Tag Archives: Bourgeois virtue

Strike writing: on civility and solidarity [updated]

I wrote this in December 2019, facing a general election bogged down in Brexit, anti-Semitism, and dog-whistle politics; worn out by helplessness at the end of a year of political despair. The gains hard-won through our last industrial action seemed to be slipping away, our employers refusing to budge and the trustees of our pension funds treating us with contempt. We were furious. We took strike action for eight days and things changed. Talks restarted. We saw an apparent willingness to listen and heard sympathetic noises on matters that won’t cost too much or be easily tested. In the end, however, we have met with intransigence from our employers. We have made some progress, but not enough, and we are out on the pickets again. This time feels different: less anger, more quiet determination. It is difficult for all involved. I am genuinely distressed on the part of my students, who are suffering a severe interruption to their studies. I’m also persuaded by the argument that civility makes friends (thank you Dr Fergus Neville!) and we are standing on the picket lines with new comrades.

I took this post down for a while to reflect. But I see the very tactics that so provoked me played out on grander stages. In politics, for example, our Prime Minister urges us to be friends and unite Britian as he forces through the most divisive and hard-right political agenda in living memory. Be nice too easily means be quiet; civility remains a potent mechanism of control. We Brits are just too damn polite, overburdened by our bourgois heritage.

So here it is again in (nearly) all its intemperate rage

It’s Monday, noon. The morning has gone well: big turnouts on the picket lines, much solidarity from colleagues and students. In east Fife we stood in the fog and the dreich, and the bagpipes played; Stephen Gethins, our MP, turned up and wished us well and fussed my dogs, who are now staunch SNP hounds; our twitter is flooded with pictures of pickets and placards. The Second Great University Strike is underway. And now I’m home. It’s quiet, the dogs are sleeping off their exertions, and I am at my keyboard; I have things that I am trying to think through and, academic that I am, I do not know how else to do so. Strike writing.
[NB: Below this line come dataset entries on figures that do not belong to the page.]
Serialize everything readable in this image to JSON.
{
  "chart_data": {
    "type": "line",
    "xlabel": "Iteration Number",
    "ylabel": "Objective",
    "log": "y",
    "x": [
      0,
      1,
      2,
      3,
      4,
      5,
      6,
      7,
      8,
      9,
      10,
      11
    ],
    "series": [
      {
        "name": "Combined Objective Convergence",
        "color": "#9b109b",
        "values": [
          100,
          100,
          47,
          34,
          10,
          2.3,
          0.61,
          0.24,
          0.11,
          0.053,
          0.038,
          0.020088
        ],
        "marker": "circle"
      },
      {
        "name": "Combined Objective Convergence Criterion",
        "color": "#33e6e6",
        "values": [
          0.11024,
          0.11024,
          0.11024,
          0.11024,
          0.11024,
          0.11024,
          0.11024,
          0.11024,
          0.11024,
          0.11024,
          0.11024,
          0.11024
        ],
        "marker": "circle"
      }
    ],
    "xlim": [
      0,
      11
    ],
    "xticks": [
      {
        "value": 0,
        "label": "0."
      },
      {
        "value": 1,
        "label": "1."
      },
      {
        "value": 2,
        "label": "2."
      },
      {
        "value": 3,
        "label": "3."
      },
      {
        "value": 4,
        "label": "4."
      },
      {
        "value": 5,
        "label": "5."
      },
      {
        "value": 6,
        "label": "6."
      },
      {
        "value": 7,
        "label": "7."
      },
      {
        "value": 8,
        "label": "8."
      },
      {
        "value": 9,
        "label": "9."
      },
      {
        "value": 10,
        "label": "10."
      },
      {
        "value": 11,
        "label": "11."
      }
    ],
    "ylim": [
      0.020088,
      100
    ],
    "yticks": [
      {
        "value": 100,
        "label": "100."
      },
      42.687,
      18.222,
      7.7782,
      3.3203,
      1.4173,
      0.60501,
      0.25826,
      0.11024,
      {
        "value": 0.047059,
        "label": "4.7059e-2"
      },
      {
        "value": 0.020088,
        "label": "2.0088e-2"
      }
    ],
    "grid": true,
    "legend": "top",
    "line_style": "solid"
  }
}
The topic in hand is civility. Specifically, the repeated injunction from the institutions for which we work that we should approach this dispute in a ‘civil’ manner. At the risk of boring the reader, let’s recap for a moment why we are striking: a sustained assault upon our pension scheme, a significant real term drop in our salaries, inequalities of race and gender, casualization, temporary contracts, general workload and the accompanying audit practices. These are just the headline-grabbers that the union put on the ballot paper. Our profession is in tatters, with stress and overwork rife. Everywhere I hear that enough is enough, that something has snapped, that the social contract around higher education is not so much broken as in smithereens. Our employers’ refusal to negotiate has driven us to industrial action where we stand to lose eight days of salary in the run-up to Christmas. I am sure I am not alone in feeling pretty uncivil about this whole affair.